Александр Иличевский, завершив свою монументальную тетралогию «Солдаты Апшеронского полка», взялся за непринужденный, но специфический литературный жанр — травелог, отчет об интеллектуальном путешествии в произвольной форме. Собрание отрывочных впечатлений и рассуждений об Иерусалиме, обладающее, по мнению автора «виртуозной сбивчивостью» и «экспрессивной импрессией», можно использовать как в качестве непосредственного путеводителя по городу, так и в качестве настольной книги любого интеллигентного человека — то есть любого, для кого имена Шмуэля Агнона и Сола Беллоу не являются пустым звуком.
К «Городу заката» тянутся ниточки от предыдущих романов Иличевского, здесь можно встретить мысли, продолжающие и развивающие идеи, заложенные еще в «Матиссе», «Персе», «Математике» и «Анархистах».
Немного о Хлебникове, немного о бомжах, о нефти, о том, с чего начинается Родина. Так, главный герой «Матисса» Королев, мечась между Москвой, областью и Крымом, все мечтал уехать в Палестину. Можно считать, что его мечта сбылась: вслед за гениальным описанием Москвы как заколдованного пространства нам предлагают замысловатое описание Иерусалима, города с еще более запутанной историей и куда более сложной и древней судьбой.

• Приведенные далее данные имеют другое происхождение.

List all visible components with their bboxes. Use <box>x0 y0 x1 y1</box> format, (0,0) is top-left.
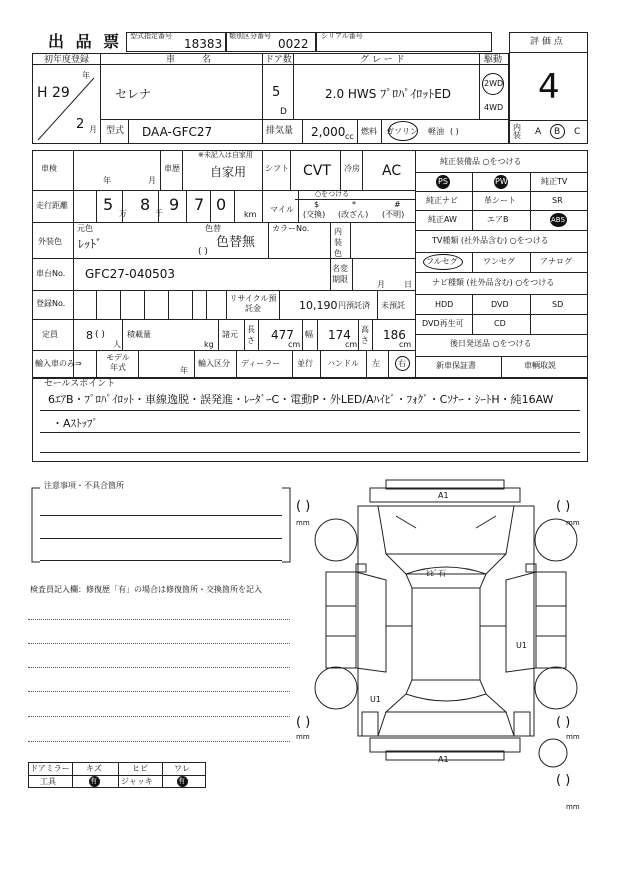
recycle-value: 10,190 <box>299 299 338 312</box>
fuel-label: 燃料 <box>361 127 377 136</box>
name-change-day: 日 <box>404 280 412 289</box>
mile-opt3-sym: # <box>394 200 401 209</box>
type-number-label: 型式指定番号 <box>130 32 172 40</box>
model-label: 型式 <box>106 126 125 136</box>
tire-fr-bracket: ( ) <box>556 499 571 514</box>
mile-opt3-text: (不明) <box>382 210 405 219</box>
eval-score: 4 <box>538 67 560 107</box>
history-label: 車歴 <box>164 164 180 173</box>
import-cat-label: 輸入区分 <box>198 359 230 368</box>
fuel-diesel: 軽油 <box>428 127 444 136</box>
equip-leather: 革シート <box>484 196 516 205</box>
width-label: 幅 <box>305 330 313 339</box>
int-color-label: 内装色 <box>334 227 342 258</box>
tools-hibi: ヒビ <box>132 764 148 773</box>
nav-dvd-play: DVD再生可 <box>422 319 464 328</box>
import-label: 輸入車のみ⇒ <box>35 359 82 368</box>
nav-sd: SD <box>552 300 564 309</box>
import-parallel: 並行 <box>297 359 313 368</box>
cooling-value: AC <box>382 163 402 179</box>
fuel-paren: ( ) <box>450 127 459 136</box>
handle-label: ハンドル <box>327 359 359 368</box>
later-warranty: 新車保証書 <box>436 361 476 370</box>
car-name-label: 車 名 <box>166 55 223 65</box>
interior-c: C <box>574 127 581 137</box>
import-dealer: ディーラー <box>241 359 281 368</box>
drive-4wd: 4WD <box>484 103 504 112</box>
drive-label: 駆動 <box>484 55 503 65</box>
mile-circle-note: ○をつける <box>315 190 350 198</box>
nav-cd: CD <box>494 319 506 328</box>
diagram-a1-top: A1 <box>438 491 449 500</box>
tire-rl-mm: mm <box>296 733 310 741</box>
reg-no-label: 登録No. <box>36 299 66 308</box>
class-number-label: 類別区分番号 <box>229 32 271 40</box>
notes-bracket <box>30 481 292 566</box>
sales-line-2: ・Aｽﾄｯﾌﾟ <box>52 417 99 430</box>
tools-mirror: ドアミラー <box>30 764 70 773</box>
later-ship-label: 後日発送品 ○をつける <box>450 339 532 348</box>
displacement-label: 排気量 <box>266 126 294 136</box>
inspector-label: 検査員記入欄：修復歴「有」の場合は修復箇所・交換箇所を記入 <box>30 585 262 594</box>
equip-abs: ABS <box>551 216 565 224</box>
tire-rl-bracket: ( ) <box>296 715 311 730</box>
diagram-hibi: ﾋﾋﾞ石 <box>426 569 446 578</box>
tools-tool-value: 有 <box>90 777 97 785</box>
notes-label: 注意事項・不具合箇所 <box>44 481 124 490</box>
tools-ware: ワレ <box>174 764 190 773</box>
displacement-unit: cc <box>345 132 354 141</box>
diagram-a1-bottom: A1 <box>438 755 449 764</box>
recycle-label: リサイクル預託金 <box>229 294 277 313</box>
width-unit: cm <box>345 340 358 349</box>
length-label: 長さ <box>247 325 255 345</box>
tools-kizu: キズ <box>86 764 102 773</box>
color-label: 外装色 <box>38 237 62 246</box>
first-reg-era: H 29 <box>37 85 70 101</box>
nav-hdd: HDD <box>435 300 454 309</box>
equip-ps: PS <box>438 177 448 186</box>
height-label: 高さ <box>361 325 369 345</box>
doors-d: D <box>280 107 287 117</box>
doors-label: ドア数 <box>265 55 292 65</box>
equip-pw: PW <box>495 177 508 186</box>
nav-dvd: DVD <box>491 300 509 309</box>
history-value: 自家用 <box>210 165 247 179</box>
tv-fullseg: フルセグ <box>426 257 458 266</box>
first-reg-label: 初年度登録 <box>44 55 90 65</box>
serial-label: シリアル番号 <box>321 32 363 40</box>
displacement-value: 2,000 <box>311 125 346 139</box>
later-manual: 車輌取説 <box>524 361 556 370</box>
mileage-digit-3: 9 <box>169 195 180 214</box>
mileage-digit-4: 7 <box>194 195 205 214</box>
equip-navi: 純正ナビ <box>426 196 458 205</box>
load-label: 積載量 <box>127 330 151 339</box>
mileage-sen-unit: 千 <box>155 209 163 218</box>
tv-type-label: TV種類 (社外品含む) ○をつける <box>432 236 549 245</box>
history-note: ※未記入は自家用 <box>198 151 253 159</box>
shift-value: CVT <box>303 163 331 179</box>
mileage-digit-1: 5 <box>103 195 114 214</box>
sales-block <box>32 378 588 462</box>
tools-jack: ジャッキ <box>121 777 153 786</box>
tire-fl-bracket: ( ) <box>296 499 311 514</box>
mileage-digit-2: 8 <box>140 195 151 214</box>
equip-airbag: エアB <box>487 215 509 224</box>
equip-sr: SR <box>552 196 563 205</box>
color-no-label: カラーNo. <box>272 224 310 233</box>
load-unit: kg <box>204 340 214 349</box>
mile-opt2-sym: * <box>352 200 356 209</box>
std-equip-label: 純正装備品 ○をつける <box>440 157 522 166</box>
capacity-paren: ( ) <box>95 330 105 340</box>
height-value: 186 <box>383 328 406 342</box>
model-year-label: モデル年式 <box>106 353 130 372</box>
mileage-digit-5: 0 <box>216 195 227 214</box>
shift-label: シフト <box>265 164 289 173</box>
mileage-km-unit: km <box>244 210 257 219</box>
color-value: ﾚｯﾄﾞ <box>78 237 103 251</box>
interior-b: B <box>554 127 561 137</box>
mileage-label: 走行距離 <box>36 201 68 210</box>
mile-label: マイル <box>270 205 294 214</box>
doors-value: 5 <box>272 85 281 100</box>
cooling-label: 冷房 <box>344 164 360 173</box>
mile-opt1-text: (交換) <box>303 210 326 219</box>
mile-opt2-text: (改ざん) <box>338 210 369 219</box>
handle-left: 左 <box>372 359 380 368</box>
spare-tire-icon <box>538 738 568 768</box>
type-number-value: 18383 <box>184 37 223 51</box>
capacity-unit: 人 <box>113 340 121 349</box>
eval-label: 評 価 点 <box>530 37 563 47</box>
handle-right: 右 <box>398 359 406 368</box>
recycle-not: 未預託 <box>381 301 405 310</box>
capacity-label: 定員 <box>42 330 58 339</box>
shaken-label: 車検 <box>41 164 57 173</box>
shaken-year-unit: 年 <box>103 176 111 185</box>
capacity-value: 8 <box>86 329 93 342</box>
fuel-gasoline: ガソリン <box>386 127 418 136</box>
name-change-label: 名変期限 <box>332 264 348 284</box>
recycle-unit: 円預託済 <box>338 301 370 310</box>
interior-a: A <box>535 127 542 137</box>
tv-oneseg: ワンセグ <box>483 257 515 266</box>
orig-color-label: 元色 <box>77 224 93 233</box>
repaint-value: 色替無 <box>216 235 256 250</box>
class-number-value: 0022 <box>278 37 309 51</box>
tv-analog: アナログ <box>540 257 572 266</box>
mile-opt1-sym: $ <box>314 200 320 209</box>
first-reg-month: 2 <box>76 117 85 132</box>
diagram-u1-right: U1 <box>516 641 527 650</box>
car-name: セレナ <box>115 87 152 101</box>
first-reg-month-unit: 月 <box>89 125 97 134</box>
nav-type-label: ナビ種類 (社外品含む) ○をつける <box>432 278 555 287</box>
tire-fr-mm: mm <box>566 519 580 527</box>
model-year-unit: 年 <box>180 366 188 375</box>
repaint-paren: ( ) <box>198 247 208 257</box>
equip-aw: 純正AW <box>428 215 457 224</box>
model-value: DAA-GFC27 <box>142 125 213 139</box>
sales-label: セールスポイント <box>44 379 116 389</box>
tire-rr-mm: mm <box>566 733 580 741</box>
size-label: 諸元 <box>222 330 238 339</box>
grade-label: グ レ ー ド <box>360 55 405 65</box>
sales-line-1: 6ｴｱB・ﾌﾟﾛﾊﾟｲﾛｯﾄ・車線逸脱・誤発進・ﾚｰﾀﾞｰC・電動P・外LED/Aﾊｲﾋﾞ・ﾌｫｸﾞ・Cｿﾅｰ・ｼｰﾄH・純16AW <box>48 393 554 406</box>
tools-jack-value: 有 <box>178 777 185 785</box>
drive-2wd: 2WD <box>484 79 504 88</box>
mileage-man-unit: 万 <box>119 209 127 218</box>
first-reg-year-unit: 年 <box>82 71 90 80</box>
width-value: 174 <box>328 328 351 342</box>
length-value: 477 <box>271 328 294 342</box>
tire-rr-bracket: ( ) <box>556 715 571 730</box>
tools-tool: 工具 <box>40 777 56 786</box>
height-unit: cm <box>399 340 412 349</box>
chassis-value: GFC27-040503 <box>85 267 175 281</box>
repaint-label: 色替 <box>205 224 221 233</box>
grade-value: 2.0 HWS ﾌﾟﾛﾊﾟｲﾛｯﾄED <box>325 87 452 101</box>
diagram-u1-left: U1 <box>370 695 381 704</box>
tire-fl-mm: mm <box>296 519 310 527</box>
tire-spare-mm: mm <box>566 803 580 811</box>
chassis-label: 車台No. <box>36 269 66 278</box>
shaken-month-unit: 月 <box>148 176 156 185</box>
interior-label: 内装 <box>513 123 521 140</box>
equip-tv: 純正TV <box>541 177 568 186</box>
tire-spare-bracket: ( ) <box>556 773 571 788</box>
name-change-month: 月 <box>377 280 385 289</box>
length-unit: cm <box>288 340 301 349</box>
sheet-title: 出 品 票 <box>48 32 123 51</box>
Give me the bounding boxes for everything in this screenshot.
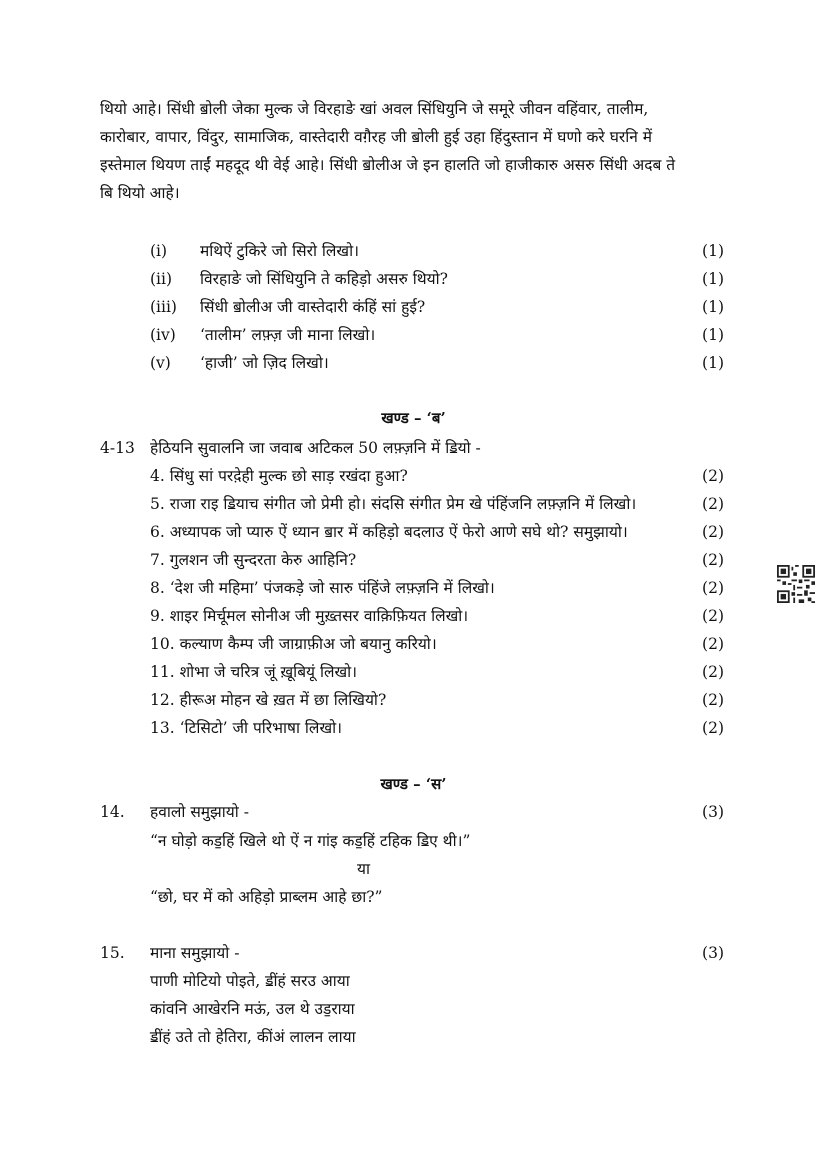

Иличевский пишет обо всем и сразу: о феномене еврейства, об иудаизме, между делом — о противостоянии исламистов и израильтян, о пейсах, национальном вопросе, о еврейских изобретениях — совести и психоанализе.
В качестве доказательств много и удачно цитирует, в том числе приводит резонансную цитату Цветаевой о том, что «все поэты — жиды». Автор ставит себе задачу не развеять стереотипы, а скорее полюбоваться каждым из них, любовно воссоздать этот еврейский мифический шлейф и продемонстрировать читателю его красоту. Мимо проплывают зарисовки персонажей, мимолетные портреты — израильтяне и враждебные арабы, многочисленные туристы и не менее многочисленные призраки прошлого.
«Весь мир достижим в Иерусалиме. Иерусалим тоскует по раю, рай тоскует по Иерусалиму».
Не находящий покоя в России пресловутый Королев будто бы завистливо отмечает: «невиданная витальность: хозяева жизни в своей стране, в своем времени; ни грамма самодовольства, полная расслабленность».
Автор не только фиксирует, фотографирует, воссоздает место, он пытается его разгадать с помощью сравнений. Придумывает к священному городу сто метафор: это и веер, и шар, и гнездо, и «Божественная комедия» Данте, выраженная в пространстве.
Иличевский, перебирая названия мест, в звучании которых уже будто бы сокрыта магия (Яффские ворота, музей Менахема Бегина, Агриппас, Бецалель, Рамбан), создает собственное волшебство, заключенное, впрочем, не только в прозе, но и в стихах:
В этом городе в полдень
солнце прячется в глазной
хрусталик.
В этом городе смерть
олива солнце роза воздух
однокоренные слова.
Я перекатываю на языке
корень слова «закат», в раздумье.
В «Городе заката», как и в любом хорошем травелоге, сочетается несочетаемое.
Иличевский то предстает умозрительной метафизической пчелой, собирающей пространство по подобию меда, символом творца, то просто русским писателем на отдыхе.
То он проводит сложные ментальные параллели смерти Грибоедова со смертью Каддафи, то долго и обстоятельно любуется зверушками в иерусалимском зоопарке. Будь его новая книга философским эссе о мировой культуре или большой статьей из журнала «Афиша-Мир», так или иначе «виртуозная сбивчивость» успешно ликвидирует безграмотность и в отношении еврейских писателей, и в отношении уютных городских кафе.
Можно предположить, что «Город заката» — идеальная литература для отпуска в лучшем смысле этого слова. Тем более если этот отпуск по счастливому стечению обстоятельств проходит именно в Иерусалиме.